Incoming Vice President JD Vance quietly expressed his relief today that he wouldn’t suffer the temptation of Oval Office furniture until after No Nut November.

“The pillowy embrace of the Oval Office sofa, the sturdy yet supple curves of the Resolute Desk—it’s a good thing I can’t get in there until after No Nut November or I don’t know if I’d be able to make until December,” said Vance, opening up the centerfold to a West Elm catalog. “Just imagine a ménage à trois with that sultry pair of chairs in front of the fireplace.
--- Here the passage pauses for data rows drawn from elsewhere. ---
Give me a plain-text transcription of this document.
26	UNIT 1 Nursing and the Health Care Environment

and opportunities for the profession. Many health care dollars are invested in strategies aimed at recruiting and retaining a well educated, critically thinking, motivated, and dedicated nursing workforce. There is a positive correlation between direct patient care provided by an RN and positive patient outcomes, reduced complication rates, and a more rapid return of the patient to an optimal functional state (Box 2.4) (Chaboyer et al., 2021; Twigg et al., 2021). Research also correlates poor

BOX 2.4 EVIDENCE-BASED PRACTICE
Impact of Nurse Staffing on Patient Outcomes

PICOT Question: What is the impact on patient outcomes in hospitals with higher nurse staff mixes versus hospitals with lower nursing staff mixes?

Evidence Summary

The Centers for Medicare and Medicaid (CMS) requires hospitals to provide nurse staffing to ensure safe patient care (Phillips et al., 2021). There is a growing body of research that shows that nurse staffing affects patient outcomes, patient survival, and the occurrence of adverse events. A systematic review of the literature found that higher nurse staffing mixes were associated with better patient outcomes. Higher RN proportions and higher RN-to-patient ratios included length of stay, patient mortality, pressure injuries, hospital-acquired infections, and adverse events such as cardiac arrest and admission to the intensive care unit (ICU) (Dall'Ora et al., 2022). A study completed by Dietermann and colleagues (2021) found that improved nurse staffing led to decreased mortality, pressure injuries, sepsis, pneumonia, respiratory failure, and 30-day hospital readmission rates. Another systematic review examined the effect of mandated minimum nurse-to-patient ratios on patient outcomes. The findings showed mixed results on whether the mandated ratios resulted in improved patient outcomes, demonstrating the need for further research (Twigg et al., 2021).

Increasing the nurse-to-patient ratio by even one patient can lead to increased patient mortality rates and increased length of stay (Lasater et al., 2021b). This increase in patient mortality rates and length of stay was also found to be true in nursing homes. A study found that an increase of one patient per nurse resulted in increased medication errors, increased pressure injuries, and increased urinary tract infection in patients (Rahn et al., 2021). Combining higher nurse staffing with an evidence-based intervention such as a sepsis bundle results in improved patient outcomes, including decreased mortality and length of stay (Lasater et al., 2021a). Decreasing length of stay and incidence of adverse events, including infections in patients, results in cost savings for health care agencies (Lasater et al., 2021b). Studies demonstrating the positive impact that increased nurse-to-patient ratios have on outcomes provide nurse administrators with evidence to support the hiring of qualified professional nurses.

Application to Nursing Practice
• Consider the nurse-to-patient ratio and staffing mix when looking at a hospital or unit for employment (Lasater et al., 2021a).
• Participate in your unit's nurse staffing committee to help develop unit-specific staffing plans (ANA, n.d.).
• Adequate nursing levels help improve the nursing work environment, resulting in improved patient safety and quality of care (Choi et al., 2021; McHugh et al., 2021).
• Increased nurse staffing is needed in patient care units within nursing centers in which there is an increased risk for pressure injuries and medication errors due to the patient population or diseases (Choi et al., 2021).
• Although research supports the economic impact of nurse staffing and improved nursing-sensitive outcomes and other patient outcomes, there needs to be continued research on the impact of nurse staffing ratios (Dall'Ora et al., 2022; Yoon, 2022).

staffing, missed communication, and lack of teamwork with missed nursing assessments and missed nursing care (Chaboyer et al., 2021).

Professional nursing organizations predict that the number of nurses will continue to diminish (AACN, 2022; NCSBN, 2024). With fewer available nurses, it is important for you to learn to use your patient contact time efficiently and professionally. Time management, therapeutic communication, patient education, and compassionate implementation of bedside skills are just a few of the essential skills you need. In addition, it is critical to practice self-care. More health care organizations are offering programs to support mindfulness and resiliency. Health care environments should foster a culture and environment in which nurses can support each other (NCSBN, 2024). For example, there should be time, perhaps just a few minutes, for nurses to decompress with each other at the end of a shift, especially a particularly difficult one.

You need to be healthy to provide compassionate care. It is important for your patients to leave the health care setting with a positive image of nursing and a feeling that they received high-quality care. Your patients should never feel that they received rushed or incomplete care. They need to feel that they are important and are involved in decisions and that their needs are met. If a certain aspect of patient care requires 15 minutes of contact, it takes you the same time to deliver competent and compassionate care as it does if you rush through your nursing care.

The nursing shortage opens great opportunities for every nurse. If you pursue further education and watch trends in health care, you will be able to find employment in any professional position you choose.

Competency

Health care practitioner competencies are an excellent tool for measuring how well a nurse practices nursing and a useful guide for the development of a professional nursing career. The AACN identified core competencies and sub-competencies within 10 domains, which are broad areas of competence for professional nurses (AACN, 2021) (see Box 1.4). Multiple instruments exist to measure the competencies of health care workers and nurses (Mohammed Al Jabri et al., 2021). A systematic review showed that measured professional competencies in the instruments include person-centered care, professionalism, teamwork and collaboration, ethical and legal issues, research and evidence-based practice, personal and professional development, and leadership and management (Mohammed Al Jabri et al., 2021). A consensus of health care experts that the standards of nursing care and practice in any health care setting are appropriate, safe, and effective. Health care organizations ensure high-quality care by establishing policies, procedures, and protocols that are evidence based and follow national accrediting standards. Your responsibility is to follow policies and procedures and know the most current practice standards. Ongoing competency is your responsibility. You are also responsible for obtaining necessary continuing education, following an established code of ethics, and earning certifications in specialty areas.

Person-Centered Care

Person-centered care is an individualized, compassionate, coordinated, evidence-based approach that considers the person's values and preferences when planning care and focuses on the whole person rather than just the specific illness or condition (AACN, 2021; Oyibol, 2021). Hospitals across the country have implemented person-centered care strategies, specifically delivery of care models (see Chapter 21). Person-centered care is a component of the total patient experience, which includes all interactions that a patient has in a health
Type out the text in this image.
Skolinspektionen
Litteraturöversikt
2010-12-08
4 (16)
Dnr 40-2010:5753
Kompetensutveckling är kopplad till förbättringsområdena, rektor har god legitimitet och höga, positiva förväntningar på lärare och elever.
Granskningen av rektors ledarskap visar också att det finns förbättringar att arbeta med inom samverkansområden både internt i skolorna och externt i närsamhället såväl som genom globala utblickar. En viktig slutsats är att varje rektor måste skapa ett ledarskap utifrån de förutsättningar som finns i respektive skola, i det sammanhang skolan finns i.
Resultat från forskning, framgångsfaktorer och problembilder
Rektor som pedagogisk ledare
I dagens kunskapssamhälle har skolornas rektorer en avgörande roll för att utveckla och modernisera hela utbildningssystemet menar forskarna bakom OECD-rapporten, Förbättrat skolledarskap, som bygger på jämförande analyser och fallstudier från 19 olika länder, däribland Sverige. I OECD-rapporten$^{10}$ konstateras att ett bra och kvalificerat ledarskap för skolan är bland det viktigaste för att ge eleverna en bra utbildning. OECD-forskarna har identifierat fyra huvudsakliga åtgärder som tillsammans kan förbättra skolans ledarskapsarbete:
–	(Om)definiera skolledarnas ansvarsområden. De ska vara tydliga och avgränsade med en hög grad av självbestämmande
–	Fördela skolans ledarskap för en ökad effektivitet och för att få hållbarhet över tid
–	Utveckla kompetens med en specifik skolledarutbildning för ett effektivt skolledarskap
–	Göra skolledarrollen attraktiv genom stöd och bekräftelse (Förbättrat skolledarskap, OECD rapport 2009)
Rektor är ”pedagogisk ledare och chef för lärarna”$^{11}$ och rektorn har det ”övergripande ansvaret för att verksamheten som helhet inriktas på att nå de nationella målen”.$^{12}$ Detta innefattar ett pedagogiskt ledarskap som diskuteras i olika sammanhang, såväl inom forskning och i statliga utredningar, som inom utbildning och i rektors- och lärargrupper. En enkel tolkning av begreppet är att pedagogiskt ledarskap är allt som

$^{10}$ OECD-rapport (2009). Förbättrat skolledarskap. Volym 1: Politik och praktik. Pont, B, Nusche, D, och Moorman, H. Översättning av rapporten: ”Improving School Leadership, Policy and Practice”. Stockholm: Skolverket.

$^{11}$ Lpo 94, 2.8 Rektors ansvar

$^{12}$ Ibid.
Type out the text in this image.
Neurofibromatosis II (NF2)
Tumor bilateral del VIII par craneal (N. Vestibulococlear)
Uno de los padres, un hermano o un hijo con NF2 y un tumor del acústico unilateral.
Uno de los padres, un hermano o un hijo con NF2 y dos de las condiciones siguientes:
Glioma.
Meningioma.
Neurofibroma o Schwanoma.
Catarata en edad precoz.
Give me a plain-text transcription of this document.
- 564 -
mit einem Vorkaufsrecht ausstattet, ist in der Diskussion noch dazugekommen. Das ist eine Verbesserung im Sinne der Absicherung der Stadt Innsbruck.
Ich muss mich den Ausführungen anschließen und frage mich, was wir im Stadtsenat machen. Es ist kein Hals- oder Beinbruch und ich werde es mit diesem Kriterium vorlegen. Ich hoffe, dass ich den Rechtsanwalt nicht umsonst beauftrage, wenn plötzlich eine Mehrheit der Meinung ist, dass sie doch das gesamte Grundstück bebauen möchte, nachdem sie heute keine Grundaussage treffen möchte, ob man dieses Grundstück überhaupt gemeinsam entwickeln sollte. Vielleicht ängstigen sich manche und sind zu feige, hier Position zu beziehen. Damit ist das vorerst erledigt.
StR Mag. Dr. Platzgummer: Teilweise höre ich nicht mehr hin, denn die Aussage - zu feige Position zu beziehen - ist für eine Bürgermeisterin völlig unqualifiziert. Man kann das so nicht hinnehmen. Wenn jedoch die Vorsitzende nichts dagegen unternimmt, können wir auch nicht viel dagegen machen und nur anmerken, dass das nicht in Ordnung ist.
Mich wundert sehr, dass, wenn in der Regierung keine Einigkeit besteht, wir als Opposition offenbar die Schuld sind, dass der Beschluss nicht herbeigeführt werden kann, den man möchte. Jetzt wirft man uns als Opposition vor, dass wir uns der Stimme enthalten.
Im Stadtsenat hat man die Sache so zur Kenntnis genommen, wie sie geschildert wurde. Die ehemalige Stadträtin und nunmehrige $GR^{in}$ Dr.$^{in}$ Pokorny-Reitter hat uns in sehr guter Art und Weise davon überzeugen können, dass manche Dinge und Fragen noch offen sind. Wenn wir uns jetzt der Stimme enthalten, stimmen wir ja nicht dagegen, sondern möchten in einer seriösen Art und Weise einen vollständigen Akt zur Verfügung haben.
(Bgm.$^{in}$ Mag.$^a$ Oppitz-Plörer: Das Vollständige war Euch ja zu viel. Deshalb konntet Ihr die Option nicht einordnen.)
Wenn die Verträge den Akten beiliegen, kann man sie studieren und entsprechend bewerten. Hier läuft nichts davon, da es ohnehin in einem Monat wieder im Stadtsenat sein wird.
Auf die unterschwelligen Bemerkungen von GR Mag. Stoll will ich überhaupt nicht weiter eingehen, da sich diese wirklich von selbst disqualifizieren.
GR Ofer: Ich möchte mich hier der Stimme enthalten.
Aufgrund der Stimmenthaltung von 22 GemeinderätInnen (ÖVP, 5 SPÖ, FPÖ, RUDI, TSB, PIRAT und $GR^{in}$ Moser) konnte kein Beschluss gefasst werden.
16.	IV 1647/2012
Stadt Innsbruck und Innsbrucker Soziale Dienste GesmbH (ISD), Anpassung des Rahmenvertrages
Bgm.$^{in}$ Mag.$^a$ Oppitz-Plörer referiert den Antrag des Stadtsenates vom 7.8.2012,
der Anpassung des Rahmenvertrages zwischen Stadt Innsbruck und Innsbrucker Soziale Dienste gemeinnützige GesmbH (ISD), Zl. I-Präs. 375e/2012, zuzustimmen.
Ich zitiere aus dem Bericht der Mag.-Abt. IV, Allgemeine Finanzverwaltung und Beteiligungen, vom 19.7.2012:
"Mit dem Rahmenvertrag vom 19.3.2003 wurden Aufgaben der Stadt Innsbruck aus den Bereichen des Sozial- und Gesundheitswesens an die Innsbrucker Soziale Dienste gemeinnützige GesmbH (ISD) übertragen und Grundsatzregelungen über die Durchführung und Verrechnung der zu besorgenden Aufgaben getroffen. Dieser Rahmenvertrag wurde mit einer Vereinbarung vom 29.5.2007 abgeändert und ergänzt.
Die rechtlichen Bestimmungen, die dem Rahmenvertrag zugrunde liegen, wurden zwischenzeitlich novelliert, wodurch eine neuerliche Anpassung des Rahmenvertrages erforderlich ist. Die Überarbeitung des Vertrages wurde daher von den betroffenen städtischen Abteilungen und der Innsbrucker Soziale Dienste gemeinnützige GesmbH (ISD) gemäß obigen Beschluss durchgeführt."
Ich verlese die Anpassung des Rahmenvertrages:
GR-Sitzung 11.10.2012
Oh man, I’m getting too worked up, I need to think unsexy thoughts—uh ok, bodily autonomy, consent, the female orgasm—phew, okay we’re good.”

Longtime White House custodian Tim Barnett was already contemplating retirement rather than facing his horrific new cleaning duties.

“Oh hell no, it was bad enough getting all the ranch off the armrests from the last Trump administration—I’m not steam-cleaning any other sticky white substances between the couch cushions,” said Barnett, shuddering at the thought. “Do you know how many twinkies I had to scrape off the underside of the Resolute Desk? If they don’t fire me I’m gonna quit before I have to clean up the cream filling Vance leaves behind in the ottomans.”

Vance later announced that one of his top priorities after the inauguration was to overturn a judge’s ruling that he can’t be within 100 feet of an IKEA after “the incident.”